Supporting References

"This fellow," I said to the crowd, "is a thief. He stole three letters from me. I mean to have them back."

"I am not a thief," said the fellow.

"Did you see him steal the letters?" asked a fellow.

"No," I said.

"Did someone else, then?" asked another.

"No," I said, irritably.

"How do you know he took them then?" asked a fellow. It seemed a fair question.

"You have not recovered the letters from him," said another. "Does that not suggest that you might be mistaken?"

I opened the fellow's pouch. It contained coins, but there were no letters within it.

I poured the coins back into the pouch, and pulled shut its drawstrings.

"Where have you hidden the letters?" I asked the fellow. My voice was not pleasant.

"I do not know anything about your letters," he whispered. I think he had little doubt that I was in earnest. He was frightened.

"Have you sold them already?" I asked.

"I do not know anything about them," he said. "Are you not a thief?"

"No," I said.

"Release him," said a man.

"You have no proof," said another.

"He has a sword," said a man. "He does not need proof."

"Let the fellow go," said another man.

"He is a thief," I said, angrily.

"I am not a thief," said the fellow.

"He is not a thief," said another man.

"He is a well-known thief from Torcadino," I said.

"Nonsense," said a man.

"Who do you think he is?" asked another fellow.

"Ephialtes, of Torcadino," I said.

"I am not Ephialtes," said the man.

"He is not Ephialtes," said another fellow.

"He has been so identified for me, days ago," I said.

"And who made this identification?" asked a fellow.

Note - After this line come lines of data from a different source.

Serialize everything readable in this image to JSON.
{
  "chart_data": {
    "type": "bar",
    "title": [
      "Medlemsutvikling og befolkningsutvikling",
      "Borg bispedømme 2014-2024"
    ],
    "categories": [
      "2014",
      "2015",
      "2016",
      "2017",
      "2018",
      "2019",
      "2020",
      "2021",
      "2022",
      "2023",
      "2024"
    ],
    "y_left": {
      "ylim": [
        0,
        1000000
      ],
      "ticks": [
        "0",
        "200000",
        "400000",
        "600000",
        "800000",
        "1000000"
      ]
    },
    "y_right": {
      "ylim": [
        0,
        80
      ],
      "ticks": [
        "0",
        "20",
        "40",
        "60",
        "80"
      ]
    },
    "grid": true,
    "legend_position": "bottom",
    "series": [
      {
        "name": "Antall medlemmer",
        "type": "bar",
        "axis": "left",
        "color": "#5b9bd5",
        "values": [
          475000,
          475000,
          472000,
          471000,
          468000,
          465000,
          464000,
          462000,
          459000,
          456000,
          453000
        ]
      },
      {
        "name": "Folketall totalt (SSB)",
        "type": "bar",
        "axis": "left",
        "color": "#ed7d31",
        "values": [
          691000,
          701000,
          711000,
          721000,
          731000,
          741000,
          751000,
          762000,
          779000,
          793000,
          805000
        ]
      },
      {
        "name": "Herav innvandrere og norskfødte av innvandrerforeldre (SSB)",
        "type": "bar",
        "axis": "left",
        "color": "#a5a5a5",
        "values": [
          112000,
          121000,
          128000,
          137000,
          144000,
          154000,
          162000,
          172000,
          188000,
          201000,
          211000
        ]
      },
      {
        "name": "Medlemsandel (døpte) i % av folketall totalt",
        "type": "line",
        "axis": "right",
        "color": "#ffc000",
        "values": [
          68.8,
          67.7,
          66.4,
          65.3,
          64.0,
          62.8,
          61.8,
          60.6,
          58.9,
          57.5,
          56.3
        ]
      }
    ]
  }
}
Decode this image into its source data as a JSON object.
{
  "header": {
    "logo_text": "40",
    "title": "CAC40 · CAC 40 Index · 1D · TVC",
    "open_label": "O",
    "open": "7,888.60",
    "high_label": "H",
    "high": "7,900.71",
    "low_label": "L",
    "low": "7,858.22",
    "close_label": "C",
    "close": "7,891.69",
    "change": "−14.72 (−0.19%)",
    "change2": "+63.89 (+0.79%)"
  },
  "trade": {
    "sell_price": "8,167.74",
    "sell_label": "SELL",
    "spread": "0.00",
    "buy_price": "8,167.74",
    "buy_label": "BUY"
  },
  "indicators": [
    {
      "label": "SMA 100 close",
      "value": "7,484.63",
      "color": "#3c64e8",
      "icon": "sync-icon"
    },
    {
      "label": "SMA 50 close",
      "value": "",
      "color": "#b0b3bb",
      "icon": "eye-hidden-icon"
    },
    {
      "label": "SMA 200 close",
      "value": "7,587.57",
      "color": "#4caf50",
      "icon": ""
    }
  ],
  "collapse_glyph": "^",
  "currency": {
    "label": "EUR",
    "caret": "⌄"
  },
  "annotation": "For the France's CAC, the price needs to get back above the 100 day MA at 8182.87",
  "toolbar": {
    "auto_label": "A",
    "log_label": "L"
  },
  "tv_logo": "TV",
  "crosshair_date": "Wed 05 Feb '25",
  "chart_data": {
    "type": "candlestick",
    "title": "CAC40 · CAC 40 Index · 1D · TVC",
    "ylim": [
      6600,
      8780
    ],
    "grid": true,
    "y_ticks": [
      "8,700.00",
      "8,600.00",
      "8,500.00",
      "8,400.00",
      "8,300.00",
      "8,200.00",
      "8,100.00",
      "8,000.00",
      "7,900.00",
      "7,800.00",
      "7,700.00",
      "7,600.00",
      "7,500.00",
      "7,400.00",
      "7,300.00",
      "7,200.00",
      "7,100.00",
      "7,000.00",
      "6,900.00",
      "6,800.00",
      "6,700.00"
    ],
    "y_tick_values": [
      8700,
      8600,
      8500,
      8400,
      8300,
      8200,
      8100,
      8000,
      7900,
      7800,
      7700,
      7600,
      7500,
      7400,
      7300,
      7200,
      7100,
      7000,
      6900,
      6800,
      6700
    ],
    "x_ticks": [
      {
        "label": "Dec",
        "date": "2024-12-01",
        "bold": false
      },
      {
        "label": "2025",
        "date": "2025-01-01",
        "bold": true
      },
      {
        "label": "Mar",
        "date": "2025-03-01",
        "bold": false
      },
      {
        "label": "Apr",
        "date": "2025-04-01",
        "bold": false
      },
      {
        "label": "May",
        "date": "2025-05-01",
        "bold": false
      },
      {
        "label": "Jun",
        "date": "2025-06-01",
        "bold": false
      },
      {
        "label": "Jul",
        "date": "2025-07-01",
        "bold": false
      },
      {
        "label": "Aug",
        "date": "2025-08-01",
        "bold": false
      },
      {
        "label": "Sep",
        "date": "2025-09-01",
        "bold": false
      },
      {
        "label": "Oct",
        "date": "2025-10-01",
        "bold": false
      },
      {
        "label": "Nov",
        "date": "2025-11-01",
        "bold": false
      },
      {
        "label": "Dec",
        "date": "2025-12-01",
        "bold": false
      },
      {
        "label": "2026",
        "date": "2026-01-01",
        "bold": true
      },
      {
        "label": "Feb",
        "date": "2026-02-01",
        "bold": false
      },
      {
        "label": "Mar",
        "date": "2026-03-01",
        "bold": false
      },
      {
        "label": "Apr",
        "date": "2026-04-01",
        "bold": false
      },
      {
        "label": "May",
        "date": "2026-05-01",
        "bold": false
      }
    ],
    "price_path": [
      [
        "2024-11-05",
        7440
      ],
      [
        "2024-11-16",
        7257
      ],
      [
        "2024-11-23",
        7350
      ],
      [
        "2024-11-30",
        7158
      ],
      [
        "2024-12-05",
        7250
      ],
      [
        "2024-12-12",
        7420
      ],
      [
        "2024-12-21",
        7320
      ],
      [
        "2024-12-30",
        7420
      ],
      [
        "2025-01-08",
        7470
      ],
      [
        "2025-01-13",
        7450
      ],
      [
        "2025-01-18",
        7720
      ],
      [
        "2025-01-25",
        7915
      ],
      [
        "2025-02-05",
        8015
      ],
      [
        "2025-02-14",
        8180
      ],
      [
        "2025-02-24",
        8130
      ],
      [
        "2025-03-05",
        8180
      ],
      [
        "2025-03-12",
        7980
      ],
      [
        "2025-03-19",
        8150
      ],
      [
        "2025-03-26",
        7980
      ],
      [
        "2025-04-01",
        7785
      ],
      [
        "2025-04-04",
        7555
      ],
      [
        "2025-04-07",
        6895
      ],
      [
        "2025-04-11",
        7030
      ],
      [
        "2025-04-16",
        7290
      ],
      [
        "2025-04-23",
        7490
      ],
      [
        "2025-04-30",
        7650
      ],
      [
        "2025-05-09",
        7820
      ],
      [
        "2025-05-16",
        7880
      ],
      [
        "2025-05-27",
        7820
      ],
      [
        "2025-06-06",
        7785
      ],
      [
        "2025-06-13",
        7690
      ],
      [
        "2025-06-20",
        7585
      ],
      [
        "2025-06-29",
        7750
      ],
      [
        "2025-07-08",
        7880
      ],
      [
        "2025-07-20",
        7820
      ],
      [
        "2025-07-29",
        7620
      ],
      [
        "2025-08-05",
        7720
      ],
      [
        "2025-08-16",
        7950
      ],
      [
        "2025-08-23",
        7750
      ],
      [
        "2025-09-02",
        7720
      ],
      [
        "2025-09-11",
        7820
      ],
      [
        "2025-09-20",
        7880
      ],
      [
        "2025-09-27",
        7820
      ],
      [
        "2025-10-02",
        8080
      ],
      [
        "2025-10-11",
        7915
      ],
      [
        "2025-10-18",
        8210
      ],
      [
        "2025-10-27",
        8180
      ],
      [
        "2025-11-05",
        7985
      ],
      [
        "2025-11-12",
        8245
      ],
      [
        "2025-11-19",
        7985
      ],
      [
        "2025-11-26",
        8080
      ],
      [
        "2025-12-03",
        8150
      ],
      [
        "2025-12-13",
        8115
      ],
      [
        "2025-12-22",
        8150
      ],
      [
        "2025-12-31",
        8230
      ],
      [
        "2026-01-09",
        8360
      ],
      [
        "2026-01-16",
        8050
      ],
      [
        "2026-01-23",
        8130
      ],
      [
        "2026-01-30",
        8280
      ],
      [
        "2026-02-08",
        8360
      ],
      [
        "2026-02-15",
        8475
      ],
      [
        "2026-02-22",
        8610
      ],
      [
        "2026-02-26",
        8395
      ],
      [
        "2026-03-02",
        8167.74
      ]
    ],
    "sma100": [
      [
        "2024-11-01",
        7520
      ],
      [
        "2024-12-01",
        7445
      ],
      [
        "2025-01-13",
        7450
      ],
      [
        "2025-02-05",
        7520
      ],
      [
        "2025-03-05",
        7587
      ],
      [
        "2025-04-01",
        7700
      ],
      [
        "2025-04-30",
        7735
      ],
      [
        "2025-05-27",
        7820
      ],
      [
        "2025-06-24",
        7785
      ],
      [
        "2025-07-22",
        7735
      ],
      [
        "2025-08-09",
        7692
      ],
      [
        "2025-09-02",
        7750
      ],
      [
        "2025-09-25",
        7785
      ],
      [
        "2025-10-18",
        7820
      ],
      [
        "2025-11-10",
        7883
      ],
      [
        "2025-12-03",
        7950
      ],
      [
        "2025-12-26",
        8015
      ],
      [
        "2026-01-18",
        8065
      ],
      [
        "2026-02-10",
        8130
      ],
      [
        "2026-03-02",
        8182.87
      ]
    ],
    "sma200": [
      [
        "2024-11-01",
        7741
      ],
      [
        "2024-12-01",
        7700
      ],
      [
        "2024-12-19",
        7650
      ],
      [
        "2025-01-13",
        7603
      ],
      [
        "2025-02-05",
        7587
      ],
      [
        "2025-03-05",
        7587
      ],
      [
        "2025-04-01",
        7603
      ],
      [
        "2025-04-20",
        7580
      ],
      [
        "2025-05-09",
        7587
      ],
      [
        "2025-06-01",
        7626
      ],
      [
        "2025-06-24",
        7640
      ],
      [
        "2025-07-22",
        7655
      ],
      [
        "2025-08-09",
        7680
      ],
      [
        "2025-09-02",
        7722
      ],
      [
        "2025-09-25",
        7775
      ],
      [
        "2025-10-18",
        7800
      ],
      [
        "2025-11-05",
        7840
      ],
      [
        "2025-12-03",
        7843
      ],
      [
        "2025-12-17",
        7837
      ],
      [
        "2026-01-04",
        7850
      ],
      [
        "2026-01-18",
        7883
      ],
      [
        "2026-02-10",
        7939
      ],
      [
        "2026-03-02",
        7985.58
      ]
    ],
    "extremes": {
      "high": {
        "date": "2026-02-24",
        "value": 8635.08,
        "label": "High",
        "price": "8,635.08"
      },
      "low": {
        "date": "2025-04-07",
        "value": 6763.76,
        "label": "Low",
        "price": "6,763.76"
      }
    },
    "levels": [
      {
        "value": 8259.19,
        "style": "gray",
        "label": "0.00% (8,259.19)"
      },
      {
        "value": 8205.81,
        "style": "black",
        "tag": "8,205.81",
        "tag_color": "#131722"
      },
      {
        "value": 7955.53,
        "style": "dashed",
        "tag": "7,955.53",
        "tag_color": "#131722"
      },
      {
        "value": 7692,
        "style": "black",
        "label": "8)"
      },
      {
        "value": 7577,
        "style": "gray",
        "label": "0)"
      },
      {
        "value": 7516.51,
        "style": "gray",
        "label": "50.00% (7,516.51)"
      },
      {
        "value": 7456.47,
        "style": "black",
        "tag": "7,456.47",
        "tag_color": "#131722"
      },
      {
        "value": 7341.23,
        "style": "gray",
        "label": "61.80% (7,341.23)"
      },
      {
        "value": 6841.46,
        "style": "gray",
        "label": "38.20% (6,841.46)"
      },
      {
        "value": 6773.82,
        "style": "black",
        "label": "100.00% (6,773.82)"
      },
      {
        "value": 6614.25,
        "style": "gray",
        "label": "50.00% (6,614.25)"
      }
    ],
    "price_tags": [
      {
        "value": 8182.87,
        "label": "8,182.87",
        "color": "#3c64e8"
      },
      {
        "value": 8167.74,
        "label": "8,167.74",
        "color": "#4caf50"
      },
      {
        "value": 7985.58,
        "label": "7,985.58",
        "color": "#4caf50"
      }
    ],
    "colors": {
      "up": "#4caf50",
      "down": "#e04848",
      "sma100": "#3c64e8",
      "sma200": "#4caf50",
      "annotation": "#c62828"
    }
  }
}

"I do not now see him about," I said.

"That is not Ephialtes," said a man.

"Even if it were," said another fellow, "you apparently did not see the theft, and do not have clear evidence, even of a circumstantial nature, that he is the culprit." The fellow who had said this wore the blue of the scribes. He may even have been a Scribe of the law.
Mercenaries of Gor     Book 21     Pages 243 - 244


"The jury will note," sounded the voice of the judge, which seemed to come from everywhere in the room, the platform translator producing this in Gorean almost immediately, "that the guilt of Lord Pyrrhus is overwhelmingly clear, albeit largely circumstantial. The aberration of a witness, or the obscurity of its testimony, must not be permitted to distract your attention from either the charges or the indisputable and incontrovertible evidence on which they are based. The jury may now deliberate."